Der in diesem Verfahrende betroffene Kläger, machte aufgrund des Aufbau der Privatsphäre-Einstellungen und der sonstigen Umstände, nun nicht nur einen Unterlassungsanspruch geltend, sondern verlange auch einen auf der DSGVO beruhenden Schadensersatzanspruch.
Die Entscheidung des Landgericht Paderborn
Das Landgericht entschied, dass dem Kläger gegen Facebook ein Anspruch auf Schadensersatz i.H.v. 500,00 € aus Art. 82 Abs. 1 DSGVO zustehen würde. Nach dieser Vorschrift hat jede Person, der wegen eines Verstoßes gegen diese Verordnung ein materieller oder immaterieller Schaden entstanden ist, Anspruch auf Schadensersatz gegen den Verantwortlichen oder gegen den Auftragsverarbeiter.
Ein Schadensersatzanspruch nach Art. 82 DSGVO kann nur dann begründet werden, wenn nach dessen Absatz 2 Satz 1 ein Schaden durch eine nicht dieser Verordnung entsprechenden Verarbeitung verursacht wurde. Entsprechend der Legaldefinition des Art. 4 Ziffer 2 DSGVO entstehen die Informations- und Aufklärungspflichten des Art. 13 DSGVO bereits mit der Erhebung personenbezogener Daten. Bereits zu diesem Zeitpunkt hat der Verantwortliche gegenüber dem Betroffenen umfangreiche Informationspflichten zu erfüllen. Bildet die Einwilligung des Betroffenen nach Art. 6 Abs. 1 lit. a) DSGVO die Grundlage des Datenerhebungs- und somit auch des Datenverarbeitungsvorganges, kann eine solche Einwilligung unter Berücksichtigung der in der DSGVO vorherrschenden Grundsätze einer fairen und transparenten Verarbeitung von personenbezogenen Daten keinen Bestand haben, wenn dem Betroffenen nicht bereits bei Datenerhebung sämtliche nach Art. 13 DSGVO erforderlichen Informationen mitgeteilt werden.
Spannend ist, dass das Gericht zunächst ausführt:
Eine Verletzung der Informations- und Aufklärungspflichten des Art. 13 Abs. 1 lit. c) DSGVO kann nicht schon darin gesehen werden, dass seitens der Beklagten kein Hinweis bei Erhebung der Daten der Mobilfunknummer des Klägers erfolgt ist, dass bei der voreingestellt für „Alle“ freigegebenen Mobilfunknummer die Möglichkeit einer missbräuchlichen Datenabgreifung besteht. Es besteht schon nicht eine dahingehende Informations- und Aufklärungspflicht auf Seiten der Beklagten. Diese Möglichkeit ist der Risikosphäre der betroffenen Person zuzuordnen, da dem Risiko einer missbräuchlichen Verwendung von persönlichen Daten zwangsläufig jede Person ausgesetzt ist, die ihre persönlichen Daten im Internet preisgibt bzw. diese in sozialen Netzwerken teilt.

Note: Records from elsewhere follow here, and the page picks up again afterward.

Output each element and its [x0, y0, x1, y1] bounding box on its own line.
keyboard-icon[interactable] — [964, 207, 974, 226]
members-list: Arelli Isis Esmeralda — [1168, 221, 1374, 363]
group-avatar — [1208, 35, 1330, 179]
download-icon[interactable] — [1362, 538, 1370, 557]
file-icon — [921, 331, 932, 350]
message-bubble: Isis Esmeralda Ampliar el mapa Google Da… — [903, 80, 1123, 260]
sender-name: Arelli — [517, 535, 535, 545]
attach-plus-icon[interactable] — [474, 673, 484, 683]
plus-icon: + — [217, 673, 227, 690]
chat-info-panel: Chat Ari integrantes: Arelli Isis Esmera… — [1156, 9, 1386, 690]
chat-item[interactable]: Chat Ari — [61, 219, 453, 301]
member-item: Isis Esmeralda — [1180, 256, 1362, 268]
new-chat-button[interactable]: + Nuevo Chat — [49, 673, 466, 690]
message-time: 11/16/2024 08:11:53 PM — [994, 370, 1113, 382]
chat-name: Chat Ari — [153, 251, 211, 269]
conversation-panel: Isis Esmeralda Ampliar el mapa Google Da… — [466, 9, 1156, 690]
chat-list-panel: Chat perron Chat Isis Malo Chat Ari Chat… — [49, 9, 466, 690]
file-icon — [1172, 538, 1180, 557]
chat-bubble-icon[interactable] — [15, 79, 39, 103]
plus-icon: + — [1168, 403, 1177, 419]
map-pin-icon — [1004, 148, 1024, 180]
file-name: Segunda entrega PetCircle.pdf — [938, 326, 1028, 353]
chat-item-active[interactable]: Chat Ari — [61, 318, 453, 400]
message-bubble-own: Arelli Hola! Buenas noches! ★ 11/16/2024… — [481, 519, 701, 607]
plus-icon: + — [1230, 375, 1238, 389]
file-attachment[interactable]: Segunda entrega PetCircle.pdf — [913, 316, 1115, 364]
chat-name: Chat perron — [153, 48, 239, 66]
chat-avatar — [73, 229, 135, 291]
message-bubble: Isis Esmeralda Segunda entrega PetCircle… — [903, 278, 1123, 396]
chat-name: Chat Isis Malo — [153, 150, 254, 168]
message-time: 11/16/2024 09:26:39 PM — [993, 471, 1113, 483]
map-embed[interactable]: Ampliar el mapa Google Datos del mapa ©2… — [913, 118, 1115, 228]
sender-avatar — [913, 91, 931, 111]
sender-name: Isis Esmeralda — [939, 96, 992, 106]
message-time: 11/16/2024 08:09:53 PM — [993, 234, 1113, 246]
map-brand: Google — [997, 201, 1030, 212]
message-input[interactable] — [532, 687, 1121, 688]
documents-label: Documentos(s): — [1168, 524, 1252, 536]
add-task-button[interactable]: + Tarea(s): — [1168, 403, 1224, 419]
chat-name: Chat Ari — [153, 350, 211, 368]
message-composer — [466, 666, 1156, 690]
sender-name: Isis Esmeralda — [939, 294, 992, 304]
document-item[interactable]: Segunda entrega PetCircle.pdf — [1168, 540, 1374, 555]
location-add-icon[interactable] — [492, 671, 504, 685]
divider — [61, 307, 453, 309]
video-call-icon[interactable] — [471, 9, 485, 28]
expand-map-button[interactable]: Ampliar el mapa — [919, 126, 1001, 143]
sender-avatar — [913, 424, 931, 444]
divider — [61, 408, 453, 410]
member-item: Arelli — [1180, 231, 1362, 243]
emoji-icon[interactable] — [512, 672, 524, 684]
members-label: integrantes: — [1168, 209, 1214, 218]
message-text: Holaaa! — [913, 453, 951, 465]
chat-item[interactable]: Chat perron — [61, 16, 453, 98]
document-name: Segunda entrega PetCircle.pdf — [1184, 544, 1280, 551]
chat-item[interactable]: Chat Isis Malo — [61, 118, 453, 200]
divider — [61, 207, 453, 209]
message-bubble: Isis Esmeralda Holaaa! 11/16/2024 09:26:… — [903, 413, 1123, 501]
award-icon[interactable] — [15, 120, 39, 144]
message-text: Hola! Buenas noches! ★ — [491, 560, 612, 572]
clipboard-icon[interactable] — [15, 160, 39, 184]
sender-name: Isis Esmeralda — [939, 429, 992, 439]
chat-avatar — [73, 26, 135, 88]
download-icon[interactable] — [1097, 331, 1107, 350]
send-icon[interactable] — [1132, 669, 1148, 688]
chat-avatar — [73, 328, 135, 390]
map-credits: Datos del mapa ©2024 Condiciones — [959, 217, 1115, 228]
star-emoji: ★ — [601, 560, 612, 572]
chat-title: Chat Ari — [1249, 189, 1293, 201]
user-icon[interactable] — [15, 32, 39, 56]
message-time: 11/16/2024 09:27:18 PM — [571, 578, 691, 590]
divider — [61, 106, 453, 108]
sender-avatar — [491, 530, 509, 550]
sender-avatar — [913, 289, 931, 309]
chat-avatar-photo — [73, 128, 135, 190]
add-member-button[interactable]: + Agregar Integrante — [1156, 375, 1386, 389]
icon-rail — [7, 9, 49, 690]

Allerdings erfolgte durch Facebook keine hinreichende Aufklärung darüber, dass die Telefonnummer nicht nur für eine Zwei-Faktor-Anmeldung verwendet werden kann, sondern auch dazu dient, dass andere Mitglieder nach dieser Nummer suchen können und diese mit den eigenen gespeicherten Telefonnummer abgleichen können, um “neue Freund” hinzuzufügen.
Das Gericht kam daher zu dem Schluss, dass Facebook als Verantwortliche im Sinne des Art. 4 Nr. 7 DSGVO aufgrund unzureichender Sicherheitsmaßnahmen bezüglich der Nutzung des Kontakt-Import-Toolsauch gegen Art. 32, 24, 5 Abs. 1 f) DSGVO verstieß. Gemäß Art. 32 Abs. 1 Hs. 1 DSGVO haben der Verantwortliche und der Auftragsverarbeiter unter Berücksichtigung des Stands der Technik, der Implementierungskosten und der Art, des Umfangs, der Umstände und der Zwecke der Verarbeitung sowie der unterschiedlichen Eintrittswahrscheinlichkeit und Schwere des Risikos für die Rechte und Freiheiten natürlicher Personen geeignete technische und organisatorische Maßnahmen zu treffen, um ein dem Risiko angemessenes Schutzniveau zu gewährleisten. Diesen Anforderungen genügten die beklagtenseits behaupteten Schutzmaßnahmen nicht.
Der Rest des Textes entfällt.